The decision tree for the house assessment went something like this. Move; don’t move. Add on; don’t add on. Don’t move; do add on. And so it went for a number of months, during which time, the twins continually grew bigger and bigger. To make a pathetically long story somewhat shorter, we stayed and we added on. Let me tell you that I was one mentally exhausted fire guy by the time that the process was completed. It was truly a learning experience.
Just when I started to get comfortable with my choice the town announced that they were considering the widening of the road where our house is located. The side line for the road project came ten feet into our home or just about dead center to the Lazy-Boy chair where I live, breath and think. You can imagine how poor this made my decision look. Fortunately, they did not widen the road and I am writing to you from that very home today.
Now for the critical part of this article; How does one go about making decisions?
To begin with, a decision is a conscious choice that is made in response to a given situation. In Management in the Fire Service, Carter and Rausch stress that, “...it is necessary to recognize that a decision is rarely a single act. Usually it is a process because making a single decision is not the important thing.” Rare is the time when a situation occurs in a vacuum.
It has been my experience that it is more important that one’s decision making skills manifest themselves in the construction of a series of successful decisions, where one small decision is linked to the next. These decisions chains can form the basis for success in any aspect of fire service operations.
These chains fall into one of three distinct groups:
· Problem-Solving Chains
· Opportunity-Exploiting Chains
· Project-Management Chains
In the case of the problem solving chain you are forced to face situations which are not what you expect. Carter and Rausch state that these, “... frequently emerge when a difference is observed between ‘what is’ and ‘what should be’. A problem exists and it must be addressed.” Quite simply, something is wrong, and a decision is needed to make it right.

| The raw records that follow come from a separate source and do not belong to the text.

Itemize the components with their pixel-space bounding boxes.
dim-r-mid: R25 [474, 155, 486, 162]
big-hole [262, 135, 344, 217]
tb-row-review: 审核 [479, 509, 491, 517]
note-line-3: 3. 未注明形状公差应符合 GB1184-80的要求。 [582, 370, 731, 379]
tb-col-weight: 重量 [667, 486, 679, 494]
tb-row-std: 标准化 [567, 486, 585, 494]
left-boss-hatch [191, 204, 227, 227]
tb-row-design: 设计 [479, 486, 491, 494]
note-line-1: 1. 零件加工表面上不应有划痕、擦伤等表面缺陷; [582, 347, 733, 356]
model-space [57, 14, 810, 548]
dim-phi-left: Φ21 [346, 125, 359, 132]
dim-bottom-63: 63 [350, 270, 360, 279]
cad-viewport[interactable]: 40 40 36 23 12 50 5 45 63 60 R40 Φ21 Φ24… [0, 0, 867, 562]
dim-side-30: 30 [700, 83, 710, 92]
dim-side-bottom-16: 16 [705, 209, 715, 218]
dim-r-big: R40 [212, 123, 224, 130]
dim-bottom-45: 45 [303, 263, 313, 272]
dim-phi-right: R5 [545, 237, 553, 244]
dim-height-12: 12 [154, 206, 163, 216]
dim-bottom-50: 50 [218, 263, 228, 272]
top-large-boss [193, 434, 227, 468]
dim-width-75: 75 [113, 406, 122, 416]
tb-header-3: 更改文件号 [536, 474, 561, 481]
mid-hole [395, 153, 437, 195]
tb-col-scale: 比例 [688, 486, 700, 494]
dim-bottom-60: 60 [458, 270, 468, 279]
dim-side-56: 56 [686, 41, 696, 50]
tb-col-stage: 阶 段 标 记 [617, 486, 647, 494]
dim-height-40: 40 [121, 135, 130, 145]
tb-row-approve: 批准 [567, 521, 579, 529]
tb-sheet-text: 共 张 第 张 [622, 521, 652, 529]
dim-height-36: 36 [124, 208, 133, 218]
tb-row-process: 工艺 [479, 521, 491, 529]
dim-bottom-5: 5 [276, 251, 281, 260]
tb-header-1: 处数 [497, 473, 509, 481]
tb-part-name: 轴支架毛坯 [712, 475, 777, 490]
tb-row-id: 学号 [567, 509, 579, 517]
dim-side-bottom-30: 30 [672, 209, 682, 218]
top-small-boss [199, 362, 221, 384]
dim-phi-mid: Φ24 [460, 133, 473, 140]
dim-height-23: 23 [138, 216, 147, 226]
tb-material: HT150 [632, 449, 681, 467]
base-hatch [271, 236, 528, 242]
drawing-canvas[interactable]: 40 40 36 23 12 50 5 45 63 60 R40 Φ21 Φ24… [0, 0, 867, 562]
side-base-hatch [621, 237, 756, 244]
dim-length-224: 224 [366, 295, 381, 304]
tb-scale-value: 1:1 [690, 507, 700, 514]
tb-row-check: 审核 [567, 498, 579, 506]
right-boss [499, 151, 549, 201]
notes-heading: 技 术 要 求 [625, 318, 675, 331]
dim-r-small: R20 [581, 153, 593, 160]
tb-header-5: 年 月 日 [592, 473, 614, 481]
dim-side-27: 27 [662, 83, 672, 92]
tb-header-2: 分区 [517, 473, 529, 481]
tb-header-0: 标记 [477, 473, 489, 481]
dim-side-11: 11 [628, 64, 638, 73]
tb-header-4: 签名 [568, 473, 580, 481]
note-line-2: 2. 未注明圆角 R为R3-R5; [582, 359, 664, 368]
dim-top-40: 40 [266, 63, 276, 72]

The need for decisions under the opportunity-exploiting chain normally do not have the same level of urgency found with the Problem-Solving Chain. In this case the decision is driven by the “difference of ‘what is’ and ‘what could be’.” In just about every fire department, the potential exists for improvements. A good decision involves the maximization of benefit for the agency. In order to be effective, the decision must be based on a reflective review of the organization, as it actually exists.